Comps Presentation Video

Abstract: The Banach-Tarski Paradox, a startling consequence of the Axiom of Choice, says that a sphere can be cut up into a finite number of pieces and rearranged into two new spheres identical to the original using only distance-preserving motions. In my presentation, I will exhibit a proof of this deeply counter-intuitive result, exploring tools from algebra, set theory, and geometry along the way. First, I will formalize the algebraic structure underpinning the paradox with a group theoretic object called paradoxical actions. Next, I am going to use the Axiom of Choice to demonstrate how this algebraic structure can be grafted onto the geometry of a sphere’s rotations. Finally, I will demonstrate a method called proof-by-absorption, which I will use to prove the Banach-Tarski Paradox itself.

**Time: 4:40-5:00 pm****Title: Exploring Eventual Extinction in Branching Processes****Speaker: Jack Moran**

Comps Presentation Video

Abstract:** **In 1873, Sir Francois Galton posed a question regarding the survival of Victorian aristocratic surnames over many generations. “Assume that surnames are inherited from the father. If all adult males in a population independently have zero male children with probability a0, one male child with probability a1, and so on with k male children according to probability ak, then what is the probability that a given surname will become extinct after n generations? If the surname is not extinct, how many individuals will hold it?” The study of branching processes emerged from this line of questioning. Generally, branching processes are useful in studying the survival of a population and are commonly used to model the spread of disease, ecological populations, and cell mutations. In this talk, we will build up intuition about the long-term behavior of a branching process given the distribution of its offspring and derive a probability of eventual extinction for a process using probability generating functions.

**Time: 5:00-5:20 pm****Title: Lighting the Lamp: Calculating Individual Player Contribution in Hockey****Speaker: Dan Clipper**

Comps Presentation Video

Abstract: Plus-minus is a traditional metric used in hockey to evaluate a player’s overall contribution. It gives the difference between the number of goals scored and the number of goals conceded by a player’s team while that player was on the ice. What does this tells us? Well, pretty much nothing, other than a player happened to be on the ice when a goal was scored. This is what’s called a marginal effect; it doesn’t take into account the influence of the other players on the ice. Is there a better way to evaluate players? Adjusting a metric like plus-minus to account for the other players would instead give us a partial effect: a player’s contribution regardless of who else is on the ice. This talk will discuss some of the issues with traditional metrics, detail a model to calculate better ones, and reflect on what this all means for hockey and other sports.
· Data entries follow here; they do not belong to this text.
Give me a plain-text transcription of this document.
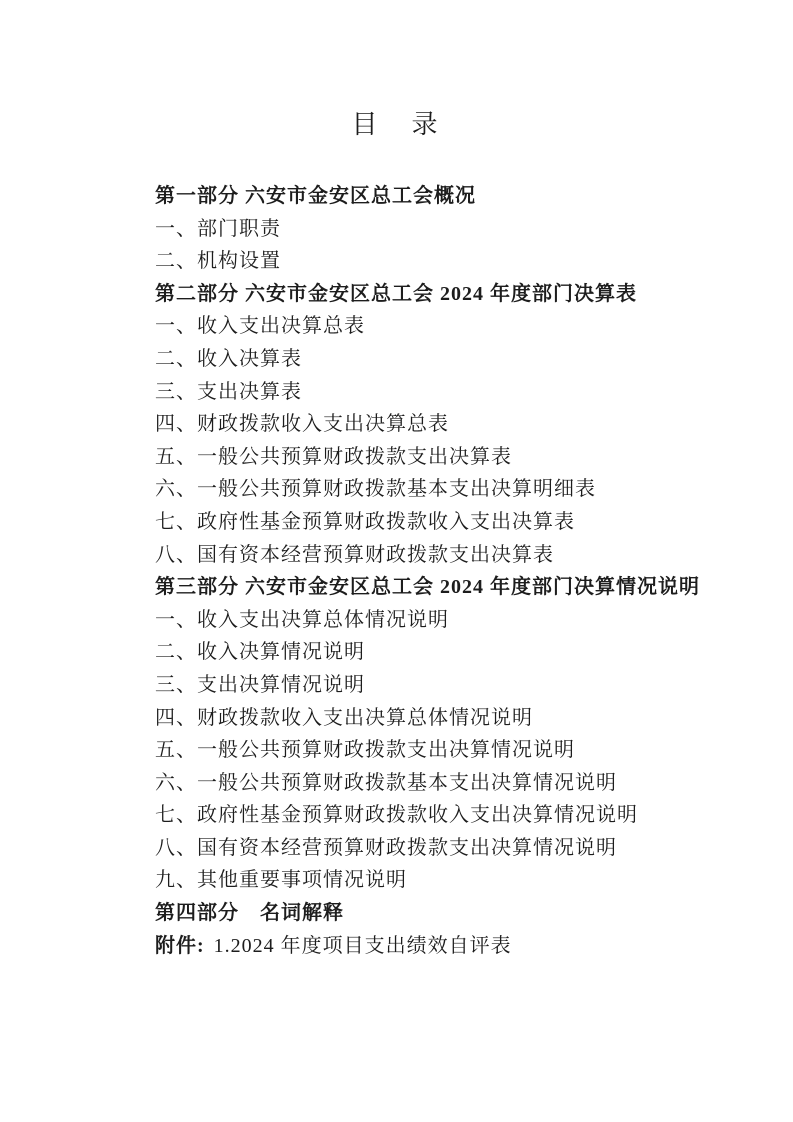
目　录
第一部分 六安市金安区总工会概况
一、部门职责
二、机构设置
第二部分 六安市金安区总工会 2024 年度部门决算表
一、收入支出决算总表
二、收入决算表
三、支出决算表
四、财政拨款收入支出决算总表
五、一般公共预算财政拨款支出决算表
六、一般公共预算财政拨款基本支出决算明细表
七、政府性基金预算财政拨款收入支出决算表
八、国有资本经营预算财政拨款支出决算表
第三部分 六安市金安区总工会 2024 年度部门决算情况说明
一、收入支出决算总体情况说明
二、收入决算情况说明
三、支出决算情况说明
四、财政拨款收入支出决算总体情况说明
五、一般公共预算财政拨款支出决算情况说明
六、一般公共预算财政拨款基本支出决算情况说明
七、政府性基金预算财政拨款收入支出决算情况说明
八、国有资本经营预算财政拨款支出决算情况说明
九、其他重要事项情况说明
第四部分　名词解释
附件: 1.2024 年度项目支出绩效自评表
**Time: 5:20-5:40 pm****Title:** **Are personality traits universal? Exploring the Cross-culture Validity of Big Five Personality Traits Using Factor Analysis****Speaker: Changlan Wang**

Comps Presentation Video

Abstract: Factor analysis is a frequently used statistical method to develop survey in psychology, marketing and social sciences in general. The main purpose of factor analysis is to describe variability among observed variables in terms of a potentially lower number of variables, which are called factors. Factor analysis was first used by the English psychologist Charles Spearman as a method to investigate bifactor theory of human intelligence (also known as general intelligence g). In this project, I used factor analysis to explore the cross-culture validity of the widely-known Five Factor Model of personality traits in a non-western context.